I am attempting to make an appointment to see a counselor; someone who might help slash the reeds of anxiety or depression that sometimes seem to withhold fresh air from my lungs and my life—even though nothing in particular seems intent on suffocating me. Little things—and not-so-little things—work together in a way that makes me feel like I am wading through mud at the edge of a marsh. A step in the wrong direction could find me sinking in a pool of muck from which escape is difficult, though not impossible. I await the bill for repair to the rental car whose tire burst when I ran it into a high concrete curb. Replacing a tire, alone, is expensive; a wheel is more costly and any damage to the steering mechanism and other parts of the undercarriage would be even more. Money is not the issue, really. It is the fact that apparently I could not see that I was about the smash into the curb until I had done it. The fact that my diminished lung capacity contributes to a lack of stamina—and breathlessness—also makes me feel more than a little inadequate, especially in comparison to how I was a few years ago. Increasing age—and illness and physical decay—emphasize the reality that I am not the same person I once was. I read an old blog post this morning, from another of my blogs that is now dormant, “celebrating” the fact that I had just reached my 58th birthday.
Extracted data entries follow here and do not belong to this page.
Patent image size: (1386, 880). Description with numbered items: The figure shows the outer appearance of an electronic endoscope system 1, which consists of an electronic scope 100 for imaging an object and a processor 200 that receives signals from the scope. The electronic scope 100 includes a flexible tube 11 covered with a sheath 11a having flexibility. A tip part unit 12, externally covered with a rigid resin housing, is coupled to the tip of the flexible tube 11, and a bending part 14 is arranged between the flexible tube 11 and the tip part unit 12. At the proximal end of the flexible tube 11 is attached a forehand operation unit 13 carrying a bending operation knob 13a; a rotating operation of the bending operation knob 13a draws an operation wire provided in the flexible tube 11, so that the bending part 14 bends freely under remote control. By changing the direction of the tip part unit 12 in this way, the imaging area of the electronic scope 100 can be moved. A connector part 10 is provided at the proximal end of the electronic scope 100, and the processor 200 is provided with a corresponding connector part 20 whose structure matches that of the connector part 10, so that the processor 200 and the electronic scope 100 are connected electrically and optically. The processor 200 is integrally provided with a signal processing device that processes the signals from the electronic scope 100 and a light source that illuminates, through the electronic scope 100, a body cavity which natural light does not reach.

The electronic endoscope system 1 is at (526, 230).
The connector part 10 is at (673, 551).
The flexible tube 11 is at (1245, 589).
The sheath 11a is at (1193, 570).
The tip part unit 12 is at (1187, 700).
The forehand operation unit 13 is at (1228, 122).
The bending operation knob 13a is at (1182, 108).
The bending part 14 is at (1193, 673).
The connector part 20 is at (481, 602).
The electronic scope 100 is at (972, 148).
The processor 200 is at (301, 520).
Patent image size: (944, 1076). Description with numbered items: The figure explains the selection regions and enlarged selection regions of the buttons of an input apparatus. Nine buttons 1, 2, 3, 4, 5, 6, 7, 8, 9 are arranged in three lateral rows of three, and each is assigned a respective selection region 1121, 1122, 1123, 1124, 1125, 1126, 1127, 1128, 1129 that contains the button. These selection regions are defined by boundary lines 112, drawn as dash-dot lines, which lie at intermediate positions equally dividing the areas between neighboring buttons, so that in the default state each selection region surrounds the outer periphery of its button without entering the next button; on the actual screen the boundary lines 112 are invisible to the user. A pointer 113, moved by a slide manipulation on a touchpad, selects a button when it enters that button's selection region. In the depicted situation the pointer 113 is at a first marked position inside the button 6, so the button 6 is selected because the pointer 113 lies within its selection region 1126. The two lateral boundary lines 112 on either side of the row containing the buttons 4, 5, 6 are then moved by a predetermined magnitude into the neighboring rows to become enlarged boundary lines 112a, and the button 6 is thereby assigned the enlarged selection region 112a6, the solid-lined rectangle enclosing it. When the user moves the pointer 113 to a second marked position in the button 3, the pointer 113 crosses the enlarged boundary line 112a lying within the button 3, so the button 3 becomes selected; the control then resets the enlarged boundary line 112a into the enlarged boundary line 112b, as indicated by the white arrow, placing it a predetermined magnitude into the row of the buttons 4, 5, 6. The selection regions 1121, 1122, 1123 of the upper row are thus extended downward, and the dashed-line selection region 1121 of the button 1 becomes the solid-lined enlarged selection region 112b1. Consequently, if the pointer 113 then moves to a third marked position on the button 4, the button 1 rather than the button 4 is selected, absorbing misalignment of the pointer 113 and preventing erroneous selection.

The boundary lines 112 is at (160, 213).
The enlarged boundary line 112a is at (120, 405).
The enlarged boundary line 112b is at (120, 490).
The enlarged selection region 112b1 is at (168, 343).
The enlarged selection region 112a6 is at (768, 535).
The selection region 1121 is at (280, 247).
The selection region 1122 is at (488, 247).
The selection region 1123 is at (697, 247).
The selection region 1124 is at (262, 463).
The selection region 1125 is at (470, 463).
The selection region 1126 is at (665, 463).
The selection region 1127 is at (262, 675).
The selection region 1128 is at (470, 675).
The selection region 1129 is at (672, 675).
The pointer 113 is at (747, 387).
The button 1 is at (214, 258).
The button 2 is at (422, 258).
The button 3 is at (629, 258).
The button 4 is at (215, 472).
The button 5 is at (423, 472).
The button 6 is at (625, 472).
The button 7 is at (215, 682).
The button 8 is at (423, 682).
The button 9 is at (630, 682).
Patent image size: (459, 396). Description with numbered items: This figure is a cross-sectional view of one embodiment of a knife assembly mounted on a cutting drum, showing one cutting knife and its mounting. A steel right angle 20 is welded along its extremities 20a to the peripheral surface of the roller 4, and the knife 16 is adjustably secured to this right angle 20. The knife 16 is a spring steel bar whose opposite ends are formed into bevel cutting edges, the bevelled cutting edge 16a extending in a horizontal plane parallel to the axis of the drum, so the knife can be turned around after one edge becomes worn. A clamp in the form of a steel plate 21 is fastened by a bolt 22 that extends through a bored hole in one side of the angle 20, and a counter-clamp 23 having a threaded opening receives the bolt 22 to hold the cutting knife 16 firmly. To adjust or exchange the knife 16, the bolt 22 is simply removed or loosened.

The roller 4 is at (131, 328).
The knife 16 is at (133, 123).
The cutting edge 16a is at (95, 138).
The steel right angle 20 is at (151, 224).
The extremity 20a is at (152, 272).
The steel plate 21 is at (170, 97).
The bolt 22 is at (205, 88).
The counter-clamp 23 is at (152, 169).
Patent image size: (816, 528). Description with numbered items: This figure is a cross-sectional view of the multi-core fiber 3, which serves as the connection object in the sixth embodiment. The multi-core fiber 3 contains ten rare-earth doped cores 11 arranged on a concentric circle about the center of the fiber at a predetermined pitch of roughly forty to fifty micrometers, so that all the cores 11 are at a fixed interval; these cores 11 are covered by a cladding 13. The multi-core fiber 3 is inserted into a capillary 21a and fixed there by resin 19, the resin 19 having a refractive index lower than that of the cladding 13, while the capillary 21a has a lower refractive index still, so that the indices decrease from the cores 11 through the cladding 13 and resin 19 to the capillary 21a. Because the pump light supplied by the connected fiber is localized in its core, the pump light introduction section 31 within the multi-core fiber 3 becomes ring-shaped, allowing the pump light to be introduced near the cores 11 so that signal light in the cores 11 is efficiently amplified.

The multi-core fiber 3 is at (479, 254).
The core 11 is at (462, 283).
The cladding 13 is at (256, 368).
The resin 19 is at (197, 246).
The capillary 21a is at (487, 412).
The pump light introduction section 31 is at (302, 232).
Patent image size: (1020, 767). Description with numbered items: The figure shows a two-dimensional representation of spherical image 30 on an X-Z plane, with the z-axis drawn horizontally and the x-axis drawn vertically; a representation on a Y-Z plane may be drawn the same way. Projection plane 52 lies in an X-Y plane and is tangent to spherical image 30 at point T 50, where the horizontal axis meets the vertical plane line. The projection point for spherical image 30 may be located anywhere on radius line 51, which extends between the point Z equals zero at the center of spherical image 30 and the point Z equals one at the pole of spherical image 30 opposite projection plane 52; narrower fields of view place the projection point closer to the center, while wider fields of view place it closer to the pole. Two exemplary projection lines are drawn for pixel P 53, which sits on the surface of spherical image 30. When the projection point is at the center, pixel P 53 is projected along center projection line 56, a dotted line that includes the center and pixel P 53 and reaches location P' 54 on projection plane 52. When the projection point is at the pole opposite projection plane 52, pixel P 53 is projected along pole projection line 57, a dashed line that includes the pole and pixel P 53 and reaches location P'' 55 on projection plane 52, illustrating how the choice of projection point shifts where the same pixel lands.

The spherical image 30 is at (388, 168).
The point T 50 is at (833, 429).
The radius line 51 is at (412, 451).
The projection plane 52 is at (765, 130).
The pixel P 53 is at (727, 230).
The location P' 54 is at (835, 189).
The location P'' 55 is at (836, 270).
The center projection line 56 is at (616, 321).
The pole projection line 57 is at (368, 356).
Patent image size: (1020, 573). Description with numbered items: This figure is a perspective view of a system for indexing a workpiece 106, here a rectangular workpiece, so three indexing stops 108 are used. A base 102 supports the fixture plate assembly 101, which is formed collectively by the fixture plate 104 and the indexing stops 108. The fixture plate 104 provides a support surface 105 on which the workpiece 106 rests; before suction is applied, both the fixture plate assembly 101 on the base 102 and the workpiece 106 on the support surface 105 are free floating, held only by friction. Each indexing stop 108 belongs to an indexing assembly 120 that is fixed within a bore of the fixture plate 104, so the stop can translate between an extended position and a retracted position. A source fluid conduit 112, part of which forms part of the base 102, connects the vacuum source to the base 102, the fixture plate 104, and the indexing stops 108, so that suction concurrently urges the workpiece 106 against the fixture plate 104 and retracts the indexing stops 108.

Almost twelve years ago. Too much water can flow under the bridge in twelve years, deeply carving the channel’s walls and making the banks above them dangerous and unstable. About that counselor; finding one who can accept Medicare and who has openings for new patients is proving quite difficult. Another reality to face: large numbers of people in and around the area in which I live need help as much as or, more likely, more than I. Fortunately for me, my oncologist’s office is trying to identify qualified people who would accept me. Ach! The population is confronting a crumbling wall that may not withstand the pressure of people trying to climb it.
I hate to write paragraphs like the one above, because it looks like an effort to entice readers to pity me. That is not my intent. While I do not like writing this sort of thing, I think it may help me identify and measure my challenges. It is quite odd, feeling the way I do, after spending ten days away, including seven days in what amounts to paradise. Coolish weather, lush and absolutely beautiful flora, extremely pleasant people, lovely restaurants…the vacation should fuel my anxiety-free and depression-free experiences for weeks or months to come. Maybe the contrast between where I was and where I am is influencing my mood. Or maybe I am just having trouble adapting to the real world again.
I took Phaedra (the cat) to day-care yesterday and again this morning to keep her from being underfoot while solar tubes (to provide sunlight illumination) are being installed. We are investing in our house to make it even more livable. This morning’s cool weather (it is only 69°F at the moment) should boost my mood. And maybe it does.
Enough of this. I’ve been trying to clear my mind ever since I awoke, at 3 a.m. I slept, off and on, after that, but not enough to completely eliminate my headache. I went to bed quite early last night, which probably contributed to my insomnia. Little things. I think I’ll have a meal of acetaminophen.
I am not complaining, just musing with my fingers.